The biannual survey of hotels, restaurants, quick service outlets and pubs revealed that 76 per cent of operators used meal deal promotions last winter, compared to 59 per cent in summer 2013 and 70 per cent the previous winter.
Horizons said that rather than stepping away from discountingpubs and restaurants used meal deals as a ‘fundamental part’ of their promotion packages to encourage consumers to dine out during the winter.
The survey also showed that the price gap between pubs and restaurants continues to close, with pub food prices up for the fourth consecutive year this winter, and restaurant prices down for the second year in a row.
According to Horizons, the average price of a three course meal in a restaurant fell 4.6 per cent year-on-year, from £21.65 to £20.66, while the price of three courses in a pub rose 7.4 per cent, from £17.38 to £18.67.

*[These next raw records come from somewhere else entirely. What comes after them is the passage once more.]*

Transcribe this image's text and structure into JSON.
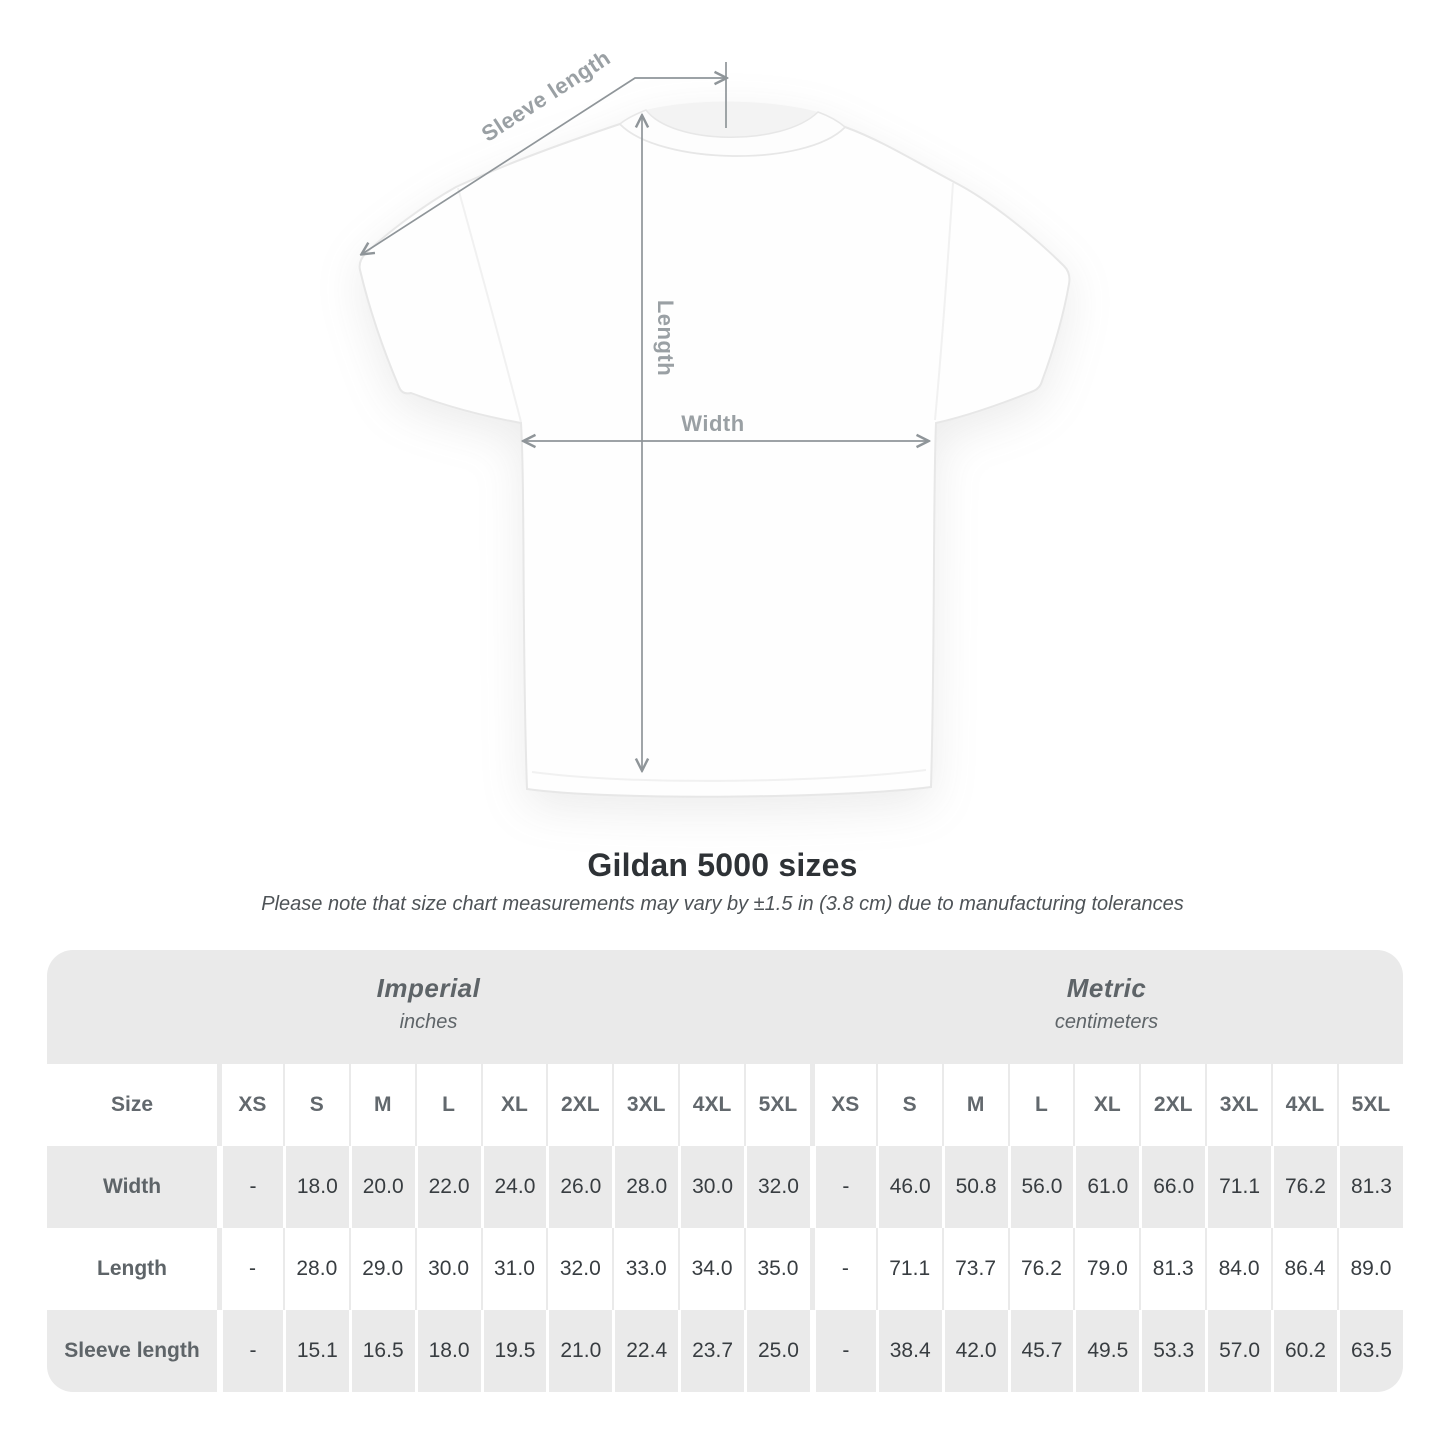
{
  "diagram": {
    "sleeve_length_label": "Sleeve length",
    "length_label": "Length",
    "width_label": "Width"
  },
  "heading": {
    "title": "Gildan 5000 sizes",
    "note": "Please note that size chart measurements may vary by ±1.5 in (3.8 cm) due to manufacturing tolerances"
  },
  "chart_data": {
    "type": "table",
    "title": "Gildan 5000 sizes",
    "note": "Please note that size chart measurements may vary by ±1.5 in (3.8 cm) due to manufacturing tolerances",
    "row_header": "Size",
    "sections": [
      {
        "label": "Imperial",
        "unit": "inches",
        "sizes": [
          "XS",
          "S",
          "M",
          "L",
          "XL",
          "2XL",
          "3XL",
          "4XL",
          "5XL"
        ]
      },
      {
        "label": "Metric",
        "unit": "centimeters",
        "sizes": [
          "XS",
          "S",
          "M",
          "L",
          "XL",
          "2XL",
          "3XL",
          "4XL",
          "5XL"
        ]
      }
    ],
    "rows": [
      {
        "label": "Width",
        "imperial": [
          "-",
          "18.0",
          "20.0",
          "22.0",
          "24.0",
          "26.0",
          "28.0",
          "30.0",
          "32.0"
        ],
        "metric": [
          "-",
          "46.0",
          "50.8",
          "56.0",
          "61.0",
          "66.0",
          "71.1",
          "76.2",
          "81.3"
        ]
      },
      {
        "label": "Length",
        "imperial": [
          "-",
          "28.0",
          "29.0",
          "30.0",
          "31.0",
          "32.0",
          "33.0",
          "34.0",
          "35.0"
        ],
        "metric": [
          "-",
          "71.1",
          "73.7",
          "76.2",
          "79.0",
          "81.3",
          "84.0",
          "86.4",
          "89.0"
        ]
      },
      {
        "label": "Sleeve length",
        "imperial": [
          "-",
          "15.1",
          "16.5",
          "18.0",
          "19.5",
          "21.0",
          "22.4",
          "23.7",
          "25.0"
        ],
        "metric": [
          "-",
          "38.4",
          "42.0",
          "45.7",
          "49.5",
          "53.3",
          "57.0",
          "60.2",
          "63.5"
        ]
      }
    ]
  },
  "colors": {
    "table_band": "#eaeaea",
    "row_stripe": "#eaeaea",
    "annotation_gray": "#9aa0a4",
    "value_text": "#383d41",
    "header_text": "#5e6468",
    "title_text": "#2e3236"
  }
}
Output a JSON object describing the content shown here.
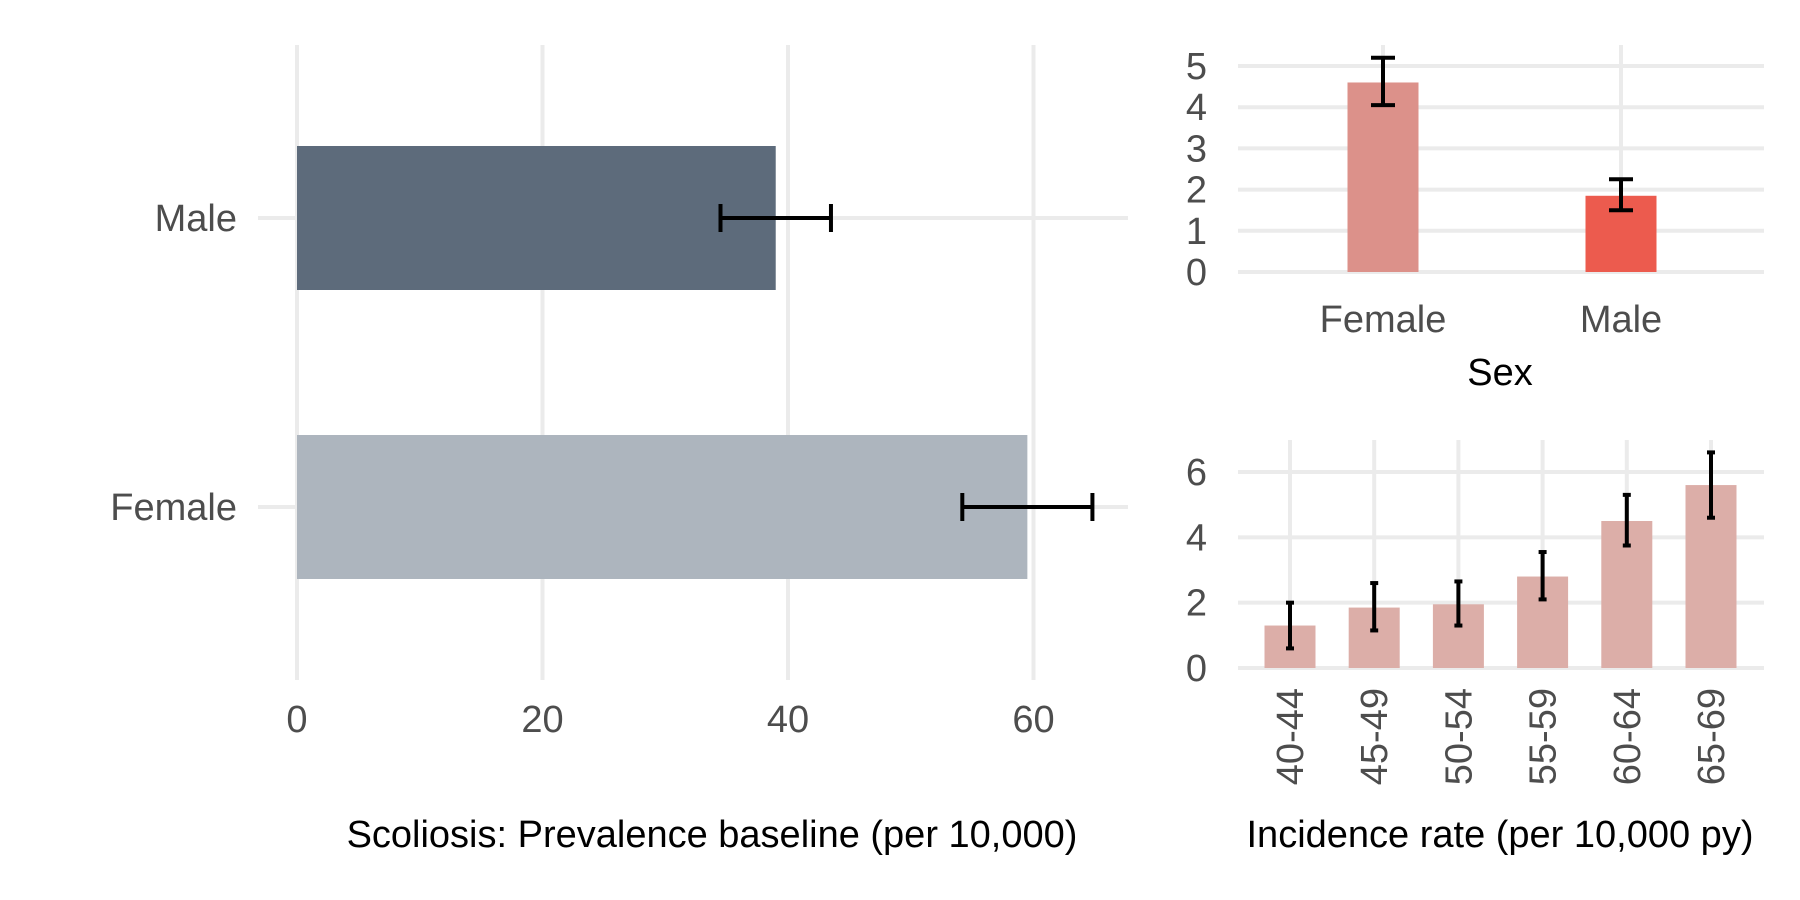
{
  "chart_data": [
    {
      "type": "bar",
      "orientation": "horizontal",
      "categories": [
        "Male",
        "Female"
      ],
      "values": [
        39,
        59.5
      ],
      "error_low": [
        34.5,
        54.2
      ],
      "error_high": [
        43.5,
        64.8
      ],
      "colors": [
        "#5d6b7b",
        "#adb5be"
      ],
      "xlabel": "Scoliosis: Prevalence baseline (per 10,000)",
      "ylabel": "",
      "xlim": [
        0,
        68
      ],
      "x_ticks": [
        "0",
        "20",
        "40",
        "60"
      ],
      "x_tick_values": [
        0,
        20,
        40,
        60
      ],
      "grid": true
    },
    {
      "type": "bar",
      "categories": [
        "Female",
        "Male"
      ],
      "values": [
        4.6,
        1.85
      ],
      "error_low": [
        4.05,
        1.5
      ],
      "error_high": [
        5.2,
        2.25
      ],
      "colors": [
        "#dc918a",
        "#ec5b4e"
      ],
      "xlabel": "Sex",
      "ylabel": "",
      "ylim": [
        0,
        5.3
      ],
      "y_ticks": [
        "0",
        "1",
        "2",
        "3",
        "4",
        "5"
      ],
      "y_tick_values": [
        0,
        1,
        2,
        3,
        4,
        5
      ],
      "grid": true
    },
    {
      "type": "bar",
      "categories": [
        "40-44",
        "45-49",
        "50-54",
        "55-59",
        "60-64",
        "65-69"
      ],
      "values": [
        1.3,
        1.85,
        1.95,
        2.8,
        4.5,
        5.6
      ],
      "error_low": [
        0.6,
        1.15,
        1.3,
        2.1,
        3.75,
        4.6
      ],
      "error_high": [
        2.0,
        2.6,
        2.65,
        3.55,
        5.3,
        6.6
      ],
      "colors": [
        "#dcaea8"
      ],
      "xlabel": "Incidence rate (per 10,000 py)",
      "ylabel": "",
      "ylim": [
        0,
        7
      ],
      "y_ticks": [
        "0",
        "2",
        "4",
        "6"
      ],
      "y_tick_values": [
        0,
        2,
        4,
        6
      ],
      "grid": true
    }
  ]
}
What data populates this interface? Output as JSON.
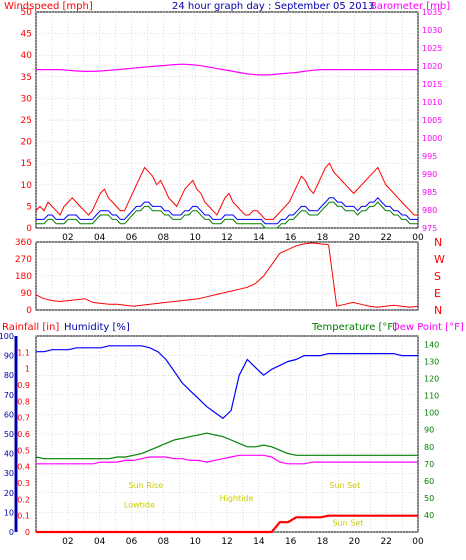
{
  "chart_data": [
    {
      "type": "line",
      "title": "24 hour graph day : September 05 2013",
      "y_left_label": "Windspeed [mph]",
      "y_right_label": "Barometer [mb]",
      "x_ticks": [
        "02",
        "04",
        "06",
        "08",
        "10",
        "12",
        "14",
        "16",
        "18",
        "20",
        "22",
        "00"
      ],
      "y_left_ticks": [
        "0",
        "5",
        "10",
        "15",
        "20",
        "25",
        "30",
        "35",
        "40",
        "45",
        "50"
      ],
      "y_right_ticks": [
        "975",
        "980",
        "985",
        "990",
        "995",
        "1000",
        "1005",
        "1010",
        "1015",
        "1020",
        "1025",
        "1030",
        "1035"
      ],
      "ylim_left": [
        0,
        50
      ],
      "ylim_right": [
        975,
        1035
      ],
      "series": [
        {
          "key": "gust",
          "color": "#ff0000",
          "values": [
            4,
            5,
            4,
            6,
            5,
            4,
            3,
            5,
            6,
            7,
            6,
            5,
            4,
            3,
            4,
            6,
            8,
            9,
            7,
            6,
            5,
            4,
            4,
            6,
            8,
            10,
            12,
            14,
            13,
            12,
            10,
            11,
            9,
            7,
            6,
            5,
            7,
            9,
            10,
            11,
            9,
            8,
            6,
            5,
            4,
            3,
            5,
            7,
            8,
            6,
            5,
            4,
            3,
            3,
            4,
            4,
            3,
            2,
            2,
            2,
            3,
            4,
            5,
            6,
            8,
            10,
            12,
            11,
            9,
            8,
            10,
            12,
            14,
            15,
            13,
            12,
            11,
            10,
            9,
            8,
            9,
            10,
            11,
            12,
            13,
            14,
            12,
            10,
            9,
            8,
            7,
            6,
            5,
            4,
            3,
            3
          ]
        },
        {
          "key": "wind",
          "color": "#0000ff",
          "values": [
            2,
            2,
            2,
            3,
            3,
            2,
            2,
            2,
            3,
            3,
            3,
            2,
            2,
            2,
            2,
            3,
            4,
            4,
            4,
            3,
            3,
            2,
            2,
            3,
            4,
            5,
            5,
            6,
            6,
            5,
            5,
            5,
            4,
            4,
            3,
            3,
            3,
            4,
            4,
            5,
            5,
            4,
            3,
            3,
            2,
            2,
            2,
            3,
            3,
            3,
            2,
            2,
            2,
            2,
            2,
            2,
            2,
            1,
            1,
            1,
            1,
            2,
            2,
            3,
            3,
            4,
            5,
            5,
            4,
            4,
            4,
            5,
            6,
            7,
            7,
            6,
            6,
            5,
            5,
            5,
            4,
            5,
            5,
            6,
            6,
            7,
            6,
            5,
            5,
            4,
            4,
            3,
            3,
            2,
            2,
            2
          ]
        },
        {
          "key": "wind_avg",
          "color": "#008000",
          "values": [
            1,
            1,
            1,
            2,
            2,
            1,
            1,
            1,
            2,
            2,
            2,
            1,
            1,
            1,
            1,
            2,
            3,
            3,
            3,
            2,
            2,
            1,
            1,
            2,
            3,
            4,
            4,
            5,
            5,
            4,
            4,
            4,
            3,
            3,
            2,
            2,
            2,
            3,
            3,
            4,
            4,
            3,
            2,
            2,
            1,
            1,
            1,
            2,
            2,
            2,
            1,
            1,
            1,
            1,
            1,
            1,
            1,
            0,
            0,
            0,
            0,
            1,
            1,
            2,
            2,
            3,
            4,
            4,
            3,
            3,
            3,
            4,
            5,
            6,
            6,
            5,
            5,
            4,
            4,
            4,
            3,
            4,
            4,
            5,
            5,
            6,
            5,
            4,
            4,
            3,
            3,
            2,
            2,
            1,
            1,
            1
          ]
        },
        {
          "key": "barometer",
          "color": "#ff00ff",
          "values": [
            1019,
            1019,
            1019,
            1019,
            1018.8,
            1018.6,
            1018.5,
            1018.5,
            1018.6,
            1018.8,
            1019,
            1019.2,
            1019.4,
            1019.6,
            1019.8,
            1020,
            1020.2,
            1020.4,
            1020.5,
            1020.4,
            1020.2,
            1019.8,
            1019.4,
            1019,
            1018.6,
            1018.2,
            1017.8,
            1017.6,
            1017.5,
            1017.6,
            1017.8,
            1018,
            1018.2,
            1018.5,
            1018.8,
            1019,
            1019,
            1019,
            1019,
            1019,
            1019,
            1019,
            1019,
            1019,
            1019,
            1019,
            1019,
            1019
          ]
        }
      ]
    },
    {
      "type": "scatter",
      "y_right_labels": [
        "N",
        "W",
        "S",
        "E",
        "N"
      ],
      "y_left_ticks": [
        "0",
        "90",
        "180",
        "270",
        "360"
      ],
      "ylim": [
        0,
        360
      ],
      "x_ticks": [
        "02",
        "04",
        "06",
        "08",
        "10",
        "12",
        "14",
        "16",
        "18",
        "20",
        "22",
        "00"
      ],
      "series": [
        {
          "key": "direction",
          "color": "#ff0000",
          "values": [
            80,
            60,
            50,
            45,
            50,
            55,
            60,
            40,
            35,
            30,
            30,
            25,
            20,
            25,
            30,
            35,
            40,
            45,
            50,
            55,
            60,
            70,
            80,
            90,
            100,
            110,
            120,
            140,
            180,
            240,
            300,
            320,
            340,
            350,
            355,
            350,
            345,
            20,
            30,
            40,
            30,
            20,
            15,
            20,
            25,
            20,
            15,
            20
          ]
        }
      ]
    },
    {
      "type": "line",
      "y_left_label": "Rainfall [in]",
      "y_left2_label": "Humidity [%]",
      "y_right_label": "Temperature [°F]",
      "y_right2_label": "Dew Point [°F]",
      "rain_ticks": [
        "0",
        "0.1",
        "0.2",
        "0.3",
        "0.4",
        "0.5",
        "0.6",
        "0.7",
        "0.8",
        "0.9",
        "1",
        "1.1"
      ],
      "humidity_ticks": [
        "0",
        "10",
        "20",
        "30",
        "40",
        "50",
        "60",
        "70",
        "80",
        "90",
        "100"
      ],
      "temp_ticks": [
        "40",
        "50",
        "60",
        "70",
        "80",
        "90",
        "100",
        "110",
        "120",
        "130",
        "140"
      ],
      "x_ticks": [
        "02",
        "04",
        "06",
        "08",
        "10",
        "12",
        "14",
        "16",
        "18",
        "20",
        "22",
        "00"
      ],
      "ylim_humidity": [
        0,
        100
      ],
      "ylim_rain": [
        0,
        1.2
      ],
      "ylim_temp": [
        30,
        145
      ],
      "annotations": [
        {
          "text": "Sun Rise",
          "hour": 6.9,
          "value": 0.27
        },
        {
          "text": "Lowtide",
          "hour": 6.5,
          "value": 0.15
        },
        {
          "text": "Hightide",
          "hour": 12.6,
          "value": 0.19
        },
        {
          "text": "Sun Set",
          "hour": 19.4,
          "value": 0.27
        },
        {
          "text": "Sun Set",
          "hour": 19.6,
          "value": 0.04
        }
      ],
      "series": [
        {
          "key": "humidity",
          "color": "#0000ff",
          "axis": "humidity",
          "values": [
            92,
            92,
            93,
            93,
            93,
            94,
            94,
            94,
            94,
            95,
            95,
            95,
            95,
            95,
            94,
            92,
            88,
            82,
            76,
            72,
            68,
            64,
            61,
            58,
            62,
            80,
            88,
            84,
            80,
            83,
            85,
            87,
            88,
            90,
            90,
            90,
            91,
            91,
            91,
            91,
            91,
            91,
            91,
            91,
            91,
            90,
            90,
            90
          ]
        },
        {
          "key": "temperature",
          "color": "#008000",
          "axis": "temp",
          "values": [
            74,
            73,
            73,
            73,
            73,
            73,
            73,
            73,
            73,
            73,
            74,
            74,
            75,
            76,
            78,
            80,
            82,
            84,
            85,
            86,
            87,
            88,
            87,
            86,
            84,
            82,
            80,
            80,
            81,
            80,
            78,
            76,
            75,
            75,
            75,
            75,
            75,
            75,
            75,
            75,
            75,
            75,
            75,
            75,
            75,
            75,
            75,
            75
          ]
        },
        {
          "key": "dew_point",
          "color": "#ff00ff",
          "axis": "temp",
          "values": [
            70,
            70,
            70,
            70,
            70,
            70,
            70,
            70,
            71,
            71,
            71,
            72,
            72,
            73,
            74,
            74,
            74,
            73,
            73,
            72,
            72,
            71,
            72,
            73,
            74,
            75,
            75,
            75,
            75,
            74,
            71,
            70,
            70,
            70,
            71,
            71,
            71,
            71,
            71,
            71,
            71,
            71,
            71,
            71,
            71,
            71,
            71,
            71
          ]
        },
        {
          "key": "rainfall",
          "color": "#ff0000",
          "axis": "rain",
          "values": [
            0,
            0,
            0,
            0,
            0,
            0,
            0,
            0,
            0,
            0,
            0,
            0,
            0,
            0,
            0,
            0,
            0,
            0,
            0,
            0,
            0,
            0,
            0,
            0,
            0,
            0,
            0,
            0,
            0,
            0,
            0.06,
            0.06,
            0.09,
            0.09,
            0.09,
            0.09,
            0.1,
            0.1,
            0.1,
            0.1,
            0.1,
            0.1,
            0.1,
            0.1,
            0.1,
            0.1,
            0.1,
            0.1
          ]
        }
      ]
    }
  ]
}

Main courses saw the biggest price hikes in pubs, up 10.7 per cent year-on-year to £9.39, from £8.48 in winter 2012. In contrast, restaurants cut average main course prices by 3 per cent to £10.95, down from £11.29 last year.
Pub dessert prices also saw a significant year-on-year price rise of 6.1 per cent, hitting an average of £4.35, compared to £4.12 in 2012. Average dessert prices in restaurants fell 2.8 per cent from £4.68 to £4.55.
Average pub starter prices rose by a more modest 2.7 per cent, from £4.80 to £4.93, while they dropped 9.2% to £5.16 in restaurants.
Commenting on the survey, Horizons’ director of services Nicola Knight said: “These results indicate that restaurants, in particular, are still feeling the squeeze going into the New Year and have taken fairly drastic action to keep customers coming in.
“Overall operators have returned to the price points of winter 2012 from higher levels set over the summer and have also used record levels of meal deal promotions to attract customers in.
“It is clear from our data that the pub sector is starting to feel more confident, evident in the fact their prices have risen as they feel able to pass on rising costs to their customers.”